A desocupação não representa uma derrota do movimento, e sim uma vitória, pois resistiram a todos aqueles que com força tentaram tirá-los de lá, e saíram apenas quando não houve mais possibilidades. Saíram com integridade, cabeça erguida e a certeza que fizeram história e mudaram para sempre o local onde estudam. Não estamos mais no CEFET, que formava robôs, estamos na UTFPR, que forma seres humanos.”

desocupautfCartaz na entrada da UTFPR. Foto: Maíra Kaline

Professores rejeitam deflagração de greve

Professores da UTFPR se reuniram hoje em assembleia para discutir a deflagração da greve contra a PEC 55 e demais reformas do governo federal. A assembleia geral da categoria foi realizada às 16h no auditório da Sede Centro, desocupada na manhã de hoje. Em votação, os professores rejeitam deflagração de greve. Foram 151 votos contrários, 65 favoráveis e 11 abstenções.

Em outubro, os docentes da UTFPR aprovaram o indicativo de greve antecipando a mobilização nacional  que indicou realização de assembleias em universidades federais de todo o país no início deste mês.

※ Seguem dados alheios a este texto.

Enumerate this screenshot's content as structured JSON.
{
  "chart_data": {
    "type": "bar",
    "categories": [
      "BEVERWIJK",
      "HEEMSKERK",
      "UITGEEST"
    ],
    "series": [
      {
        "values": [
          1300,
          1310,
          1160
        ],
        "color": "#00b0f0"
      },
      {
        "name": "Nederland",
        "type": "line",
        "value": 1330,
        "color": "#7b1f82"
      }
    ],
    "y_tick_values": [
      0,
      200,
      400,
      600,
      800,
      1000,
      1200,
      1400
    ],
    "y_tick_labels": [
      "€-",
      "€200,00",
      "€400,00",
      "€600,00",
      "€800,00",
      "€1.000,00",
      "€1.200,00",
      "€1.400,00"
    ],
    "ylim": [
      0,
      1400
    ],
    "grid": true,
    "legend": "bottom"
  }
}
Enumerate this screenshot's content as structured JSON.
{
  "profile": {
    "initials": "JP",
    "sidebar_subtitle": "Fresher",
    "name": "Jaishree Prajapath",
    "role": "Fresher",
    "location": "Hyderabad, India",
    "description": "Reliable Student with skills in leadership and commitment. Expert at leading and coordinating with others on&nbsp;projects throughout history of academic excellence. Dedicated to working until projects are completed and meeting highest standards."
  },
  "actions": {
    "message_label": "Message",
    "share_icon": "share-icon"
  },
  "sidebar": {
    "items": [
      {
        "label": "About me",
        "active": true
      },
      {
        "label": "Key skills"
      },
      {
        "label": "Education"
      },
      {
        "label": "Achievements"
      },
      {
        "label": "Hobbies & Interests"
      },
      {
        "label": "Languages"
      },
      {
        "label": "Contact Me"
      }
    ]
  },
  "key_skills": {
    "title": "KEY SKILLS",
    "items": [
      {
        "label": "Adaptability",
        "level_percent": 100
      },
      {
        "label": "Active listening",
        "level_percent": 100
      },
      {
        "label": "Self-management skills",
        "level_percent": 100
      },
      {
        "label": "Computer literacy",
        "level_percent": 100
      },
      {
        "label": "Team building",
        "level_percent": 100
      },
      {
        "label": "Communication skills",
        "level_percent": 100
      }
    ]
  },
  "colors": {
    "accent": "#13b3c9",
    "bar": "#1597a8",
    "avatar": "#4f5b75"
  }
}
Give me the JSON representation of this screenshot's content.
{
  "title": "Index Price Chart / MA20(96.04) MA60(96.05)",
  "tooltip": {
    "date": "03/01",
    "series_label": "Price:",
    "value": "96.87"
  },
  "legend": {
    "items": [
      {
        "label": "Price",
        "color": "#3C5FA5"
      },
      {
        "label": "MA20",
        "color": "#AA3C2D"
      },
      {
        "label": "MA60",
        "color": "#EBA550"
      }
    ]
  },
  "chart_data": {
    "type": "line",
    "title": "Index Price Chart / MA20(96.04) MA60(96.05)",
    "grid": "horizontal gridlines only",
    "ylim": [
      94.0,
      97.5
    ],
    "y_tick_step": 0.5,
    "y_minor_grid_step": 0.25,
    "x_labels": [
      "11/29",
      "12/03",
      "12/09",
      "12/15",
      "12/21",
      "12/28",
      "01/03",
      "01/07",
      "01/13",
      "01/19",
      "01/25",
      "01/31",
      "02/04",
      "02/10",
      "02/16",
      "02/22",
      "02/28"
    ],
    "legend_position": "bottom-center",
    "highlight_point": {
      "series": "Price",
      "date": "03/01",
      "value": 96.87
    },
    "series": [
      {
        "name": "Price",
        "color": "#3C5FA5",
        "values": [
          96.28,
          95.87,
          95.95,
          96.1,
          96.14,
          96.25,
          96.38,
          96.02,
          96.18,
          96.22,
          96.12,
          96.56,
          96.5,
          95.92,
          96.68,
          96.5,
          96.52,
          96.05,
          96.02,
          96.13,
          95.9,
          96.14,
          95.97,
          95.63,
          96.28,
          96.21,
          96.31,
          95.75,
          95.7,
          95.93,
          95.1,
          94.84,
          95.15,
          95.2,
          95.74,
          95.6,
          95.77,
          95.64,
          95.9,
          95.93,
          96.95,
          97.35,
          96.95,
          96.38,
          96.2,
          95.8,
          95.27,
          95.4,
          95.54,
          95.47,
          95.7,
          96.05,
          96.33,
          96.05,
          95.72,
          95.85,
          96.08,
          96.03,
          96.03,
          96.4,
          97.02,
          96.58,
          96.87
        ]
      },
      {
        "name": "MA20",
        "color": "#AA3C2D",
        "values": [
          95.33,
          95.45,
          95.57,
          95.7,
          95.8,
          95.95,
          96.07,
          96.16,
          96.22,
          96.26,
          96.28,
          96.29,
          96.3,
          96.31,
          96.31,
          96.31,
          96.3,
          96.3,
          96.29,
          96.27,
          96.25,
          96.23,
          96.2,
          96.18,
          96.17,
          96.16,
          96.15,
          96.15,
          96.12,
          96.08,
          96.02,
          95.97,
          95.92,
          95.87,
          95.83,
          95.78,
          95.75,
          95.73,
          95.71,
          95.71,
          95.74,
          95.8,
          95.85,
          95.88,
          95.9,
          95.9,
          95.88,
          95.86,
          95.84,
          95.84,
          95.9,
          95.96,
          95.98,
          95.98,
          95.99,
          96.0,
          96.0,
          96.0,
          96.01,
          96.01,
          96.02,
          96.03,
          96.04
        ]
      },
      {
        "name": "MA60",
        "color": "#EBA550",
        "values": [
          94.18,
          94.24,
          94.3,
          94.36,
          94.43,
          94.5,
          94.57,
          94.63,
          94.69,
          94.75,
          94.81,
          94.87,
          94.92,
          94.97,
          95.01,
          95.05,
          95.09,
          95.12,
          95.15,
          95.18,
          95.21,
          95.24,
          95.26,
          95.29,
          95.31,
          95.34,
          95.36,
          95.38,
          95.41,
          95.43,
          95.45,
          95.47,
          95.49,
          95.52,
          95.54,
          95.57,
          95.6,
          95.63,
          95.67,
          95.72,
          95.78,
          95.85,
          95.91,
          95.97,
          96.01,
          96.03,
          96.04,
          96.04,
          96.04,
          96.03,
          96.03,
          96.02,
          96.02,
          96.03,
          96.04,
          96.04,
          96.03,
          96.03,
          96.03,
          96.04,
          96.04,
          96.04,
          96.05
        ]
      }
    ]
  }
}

Segundo o site do Sindicato dos Docentes da UTFPR (SINDUTF-PR), atualmente, o Sindicato Nacional já tem 25 seções sindicais com atividades paralisadas. Além da deflagração da greve, que teria início em 1º de dezembro, os docentes da UTFPR também discutem o envio de delegados e observadores para o 36º Congresso do Andes-SN, que ocorre entre 23 e 28 de janeiro de 2017, em Cuiabá, no Mato Grosso.